Apel do prezydenta miasta: wstrzymać pracę koni
W związku z wydaniem przez Instytut Meteorologii i Gospodarki Wodnej ostrzeżenia pierwszego stopnia przed upałami, Krakowskie Stowarzyszenie Obrony Zwierząt (KSOZ) domagało się od Prezydenta Miasta Krakowa natychmiastowego wprowadzenia całkowitego zakazu pracy koni dorożkarskich na terenie całego miasta.
"W szczególności oczekujemy nie tylko zamknięcia postoju stałego na Rynku Głównym, ale także wszystkich postojów zastępczych, tak aby wyeliminować ruch dorożek na terenie całego Krakowa, a nie tylko na jego niewielkiej części, jak to bywało w przeszłości" - podał KSOZ.

Obrońcy zwierząt utrzymywali, że dalsze zmuszanie koni do pracy podczas upałów naraża je na utratę zdrowia i życia, na udary i zasłabnięcia.
Krakowskie Stowarzyszenie Obrony Zwierząt domaga się już od 8 lat wprowadzenia całkowitego zakazu ruchu dorożek w Krakowie. Takie zmiany zaszły już m.in. w Londynie, Paryżu, Rzymie, Brukseli czy Barcelonie.
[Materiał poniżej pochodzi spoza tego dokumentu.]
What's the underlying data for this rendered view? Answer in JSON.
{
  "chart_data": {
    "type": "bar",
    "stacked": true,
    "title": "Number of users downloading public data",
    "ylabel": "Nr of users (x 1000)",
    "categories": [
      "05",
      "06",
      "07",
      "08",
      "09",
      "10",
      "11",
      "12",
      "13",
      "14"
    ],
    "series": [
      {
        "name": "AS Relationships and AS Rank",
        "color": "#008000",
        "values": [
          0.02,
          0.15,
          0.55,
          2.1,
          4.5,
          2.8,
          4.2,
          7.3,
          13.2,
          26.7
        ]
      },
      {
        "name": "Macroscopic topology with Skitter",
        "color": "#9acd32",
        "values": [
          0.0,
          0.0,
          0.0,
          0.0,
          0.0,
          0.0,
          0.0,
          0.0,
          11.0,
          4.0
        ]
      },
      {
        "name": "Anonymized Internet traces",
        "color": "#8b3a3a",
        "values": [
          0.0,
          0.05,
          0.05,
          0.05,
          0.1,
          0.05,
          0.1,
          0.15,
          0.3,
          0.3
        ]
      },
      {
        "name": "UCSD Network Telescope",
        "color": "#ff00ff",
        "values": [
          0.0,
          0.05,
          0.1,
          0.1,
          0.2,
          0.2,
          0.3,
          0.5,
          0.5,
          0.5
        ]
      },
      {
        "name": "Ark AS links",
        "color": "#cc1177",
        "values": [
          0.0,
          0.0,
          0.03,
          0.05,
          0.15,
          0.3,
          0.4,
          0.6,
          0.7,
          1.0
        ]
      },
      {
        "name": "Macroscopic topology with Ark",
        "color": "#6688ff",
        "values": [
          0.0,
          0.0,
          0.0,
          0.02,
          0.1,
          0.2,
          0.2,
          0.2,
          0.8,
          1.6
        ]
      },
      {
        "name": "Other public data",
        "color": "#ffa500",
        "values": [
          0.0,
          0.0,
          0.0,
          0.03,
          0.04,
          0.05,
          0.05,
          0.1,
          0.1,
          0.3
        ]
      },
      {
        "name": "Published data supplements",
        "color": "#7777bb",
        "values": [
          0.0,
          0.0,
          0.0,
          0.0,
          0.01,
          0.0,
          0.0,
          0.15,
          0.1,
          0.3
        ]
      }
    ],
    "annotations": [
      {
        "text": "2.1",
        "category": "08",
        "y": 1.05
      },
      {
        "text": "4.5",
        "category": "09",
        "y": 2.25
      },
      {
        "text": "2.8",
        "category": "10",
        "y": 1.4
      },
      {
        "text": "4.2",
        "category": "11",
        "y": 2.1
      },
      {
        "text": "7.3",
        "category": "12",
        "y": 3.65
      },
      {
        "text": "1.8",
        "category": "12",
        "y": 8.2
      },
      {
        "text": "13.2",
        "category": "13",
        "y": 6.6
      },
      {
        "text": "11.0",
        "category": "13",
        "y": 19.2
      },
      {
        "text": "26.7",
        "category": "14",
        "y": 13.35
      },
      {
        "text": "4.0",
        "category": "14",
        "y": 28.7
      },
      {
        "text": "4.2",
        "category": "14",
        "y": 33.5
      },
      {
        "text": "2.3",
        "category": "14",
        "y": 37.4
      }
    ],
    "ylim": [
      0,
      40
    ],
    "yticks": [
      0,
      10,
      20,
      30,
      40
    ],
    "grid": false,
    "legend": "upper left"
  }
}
"Wykorzystywanie koni w celach rozrywkowych w centrum wielkiego miasta w XXI wieku jest bowiem naszym zdaniem niegodziwe etycznie, całkowicie sprzeczne z jakimkolwiek dobrostanem tych zwierząt sprowadzonych do roli przedmiotów, ale i sprzeczne z racjonalnością oraz wymogami współczesności" - podaje organizacja.
Każdego roku w Krakowie odbywają się ponadto demonstracje aktywistów, którzy chcą zwrócić uwagę na cierpienie koni, którego, ich zdaniem, miasto nie dostrzega.
Wymogi miasta wobec dorożkarzy
Na Rynku Głównym może stacjonować maksymalnie 13 dorożek. Dorożkarze są zobowiązani zaprzęgać wyłącznie konie zdrowe, odpowiednio sprawne fizycznie, dobrze odżywione oraz niepłochliwe i dające sobą kierować. Mogą to być wyłącznie konie pięcioletnie lub starsze. Do zaprzęgu nie można używać ogierów, wnętrów oraz klaczy źrebnych. Dorożkarze muszą także posiadać paszporty koni z wpisem potwierdzającym ich oznaczenie elektronicznymi identyfikatorami (chipami) oraz wpisy o aktualnych badaniach lekarsko-weterynaryjnych.
Z umowy dla dorożkarzy wynika, że "dorożkarze mają obowiązek zapewnić zwierzętom właściwą ochronę przed niekorzystnymi warunkami atmosferycznymi, w szczególności dotyczy to upału".
Nie mogą w czasie gorących dni korzystać z wyznaczonego stałego postoju dla pojazdów zaprzęgowych w Rynku Głównym od godz. 12:00 do godz. 18:00, gdy temperatura w cieniu przekroczy 28˚C. W pozostałych godzinach, gdy temperatura powietrza przekroczy 28˚C dorożkarze mają obowiązek chronić konie przed słońcem i skutkami upału.